Aging Out of the NJ Child Welfare System — What Happens Next?
At this very moment, up to 280 young people in New Jersey need a "forever" family.
But the opportunity is gone for 34 young adults who aged out of the foster care system in 2017 and became ineligible for state services. And for 55 young adults in 2016.
Youth can receive services through the Division of Child Protection and Permanency, the state's child welfare system within the New Jersey Department of Children and Families, up to age 21.
"I think when any young person ages out, it's definitely a problem," Jessica Trombetta, executive director of DCF's Office of Adolescent Services, told the Townsquare News Network. "We don't want them to age out."
So starting at age 14, Trombetta said, a child's transition plan is launched, and then evaluated each year to monitor their goals and see which services can still be utilized to help supply the child with permanent support.
"One of the key parts to helping a young person successfully transition to adulthood is to do that transition work early and often, and not wait until they're 20-and-a-half to start that process," she said.
If there appears to be no solid fix as an individual nears age 21, their current foster family will likely be approached by a staffer, to find out if they're willing to continue acting as a support for the youth without going through the formal adoption process.
Older individuals are not completely ignored come their 21st birthday. Emergency funds, Trombetta said, are available for certain expenses — a security deposit or furniture for an individual's first apartment, for example.

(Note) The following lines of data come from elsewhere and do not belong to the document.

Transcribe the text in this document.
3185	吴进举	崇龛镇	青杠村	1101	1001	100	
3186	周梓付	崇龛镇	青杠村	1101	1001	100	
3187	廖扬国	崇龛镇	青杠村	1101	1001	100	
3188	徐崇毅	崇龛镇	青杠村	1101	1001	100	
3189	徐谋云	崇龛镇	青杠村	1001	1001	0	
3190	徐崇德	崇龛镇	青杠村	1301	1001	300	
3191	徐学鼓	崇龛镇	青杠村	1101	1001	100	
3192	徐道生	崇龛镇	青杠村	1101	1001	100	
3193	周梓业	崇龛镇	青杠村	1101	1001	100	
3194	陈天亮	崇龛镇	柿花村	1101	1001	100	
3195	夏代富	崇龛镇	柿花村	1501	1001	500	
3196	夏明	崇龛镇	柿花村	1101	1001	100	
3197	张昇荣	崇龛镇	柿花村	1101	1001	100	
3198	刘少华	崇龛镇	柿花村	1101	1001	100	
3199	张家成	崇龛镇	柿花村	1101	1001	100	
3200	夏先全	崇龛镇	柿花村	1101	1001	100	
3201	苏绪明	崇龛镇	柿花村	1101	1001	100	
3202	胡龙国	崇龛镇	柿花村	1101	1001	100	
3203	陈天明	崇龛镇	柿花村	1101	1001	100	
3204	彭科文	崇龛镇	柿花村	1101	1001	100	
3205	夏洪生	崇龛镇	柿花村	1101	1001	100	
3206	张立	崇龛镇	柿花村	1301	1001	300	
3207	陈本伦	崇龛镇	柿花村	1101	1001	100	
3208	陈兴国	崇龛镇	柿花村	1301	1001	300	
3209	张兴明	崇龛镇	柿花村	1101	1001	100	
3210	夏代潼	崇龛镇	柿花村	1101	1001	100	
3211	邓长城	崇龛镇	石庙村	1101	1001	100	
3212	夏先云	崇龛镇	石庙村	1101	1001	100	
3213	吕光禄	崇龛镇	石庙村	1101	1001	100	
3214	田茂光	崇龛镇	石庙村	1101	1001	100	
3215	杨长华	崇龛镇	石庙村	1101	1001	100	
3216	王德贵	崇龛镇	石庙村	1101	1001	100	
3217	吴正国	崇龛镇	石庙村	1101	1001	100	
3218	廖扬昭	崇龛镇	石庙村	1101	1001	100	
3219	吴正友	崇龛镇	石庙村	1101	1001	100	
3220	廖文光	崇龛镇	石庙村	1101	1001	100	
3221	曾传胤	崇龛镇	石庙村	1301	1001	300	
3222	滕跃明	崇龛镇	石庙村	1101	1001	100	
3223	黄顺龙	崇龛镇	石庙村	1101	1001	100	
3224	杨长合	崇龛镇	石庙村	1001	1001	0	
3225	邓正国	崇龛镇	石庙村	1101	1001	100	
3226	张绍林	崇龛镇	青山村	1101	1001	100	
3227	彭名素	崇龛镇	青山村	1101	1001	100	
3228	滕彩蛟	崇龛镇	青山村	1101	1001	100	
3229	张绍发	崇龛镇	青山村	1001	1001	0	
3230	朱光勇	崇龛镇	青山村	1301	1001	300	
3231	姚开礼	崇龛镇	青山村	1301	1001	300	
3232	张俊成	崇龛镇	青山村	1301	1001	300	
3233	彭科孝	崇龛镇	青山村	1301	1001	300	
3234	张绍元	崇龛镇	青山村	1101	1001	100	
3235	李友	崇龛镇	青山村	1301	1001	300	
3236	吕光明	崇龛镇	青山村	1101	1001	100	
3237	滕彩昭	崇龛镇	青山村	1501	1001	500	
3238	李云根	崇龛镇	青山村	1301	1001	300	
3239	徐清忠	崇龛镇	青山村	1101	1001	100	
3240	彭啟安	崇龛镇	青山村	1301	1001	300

Trombetta said the agency also offers gap housing for young people who receive scholarships but need a place to live when school is out, and through a partnership with the Department of Community Affairs, housing vouchers are available to support young people in their quest to find a stable home.
"Oftentimes during the process we're helping a young person identify connections, resources in the community, really trying to address their needs, so that when the state welfare system closes, they don't fall off that cliff," Trombetta said.
According to the website for Denville-based Roots & Wings, an organization devoted to young adults who age out of New Jersey's foster care system, aged-out individuals are "among the most underserved, disconnected and statistically vulnerable" segments of the community.
With no responsible adults in their life, they're eventually five times more likely to be arrested and four times more likely to receive government assistance, the nonprofit said.
At age 18, youth can also remove themselves from the system voluntarily. Approximately 150 young people take this route per year in the Garden State.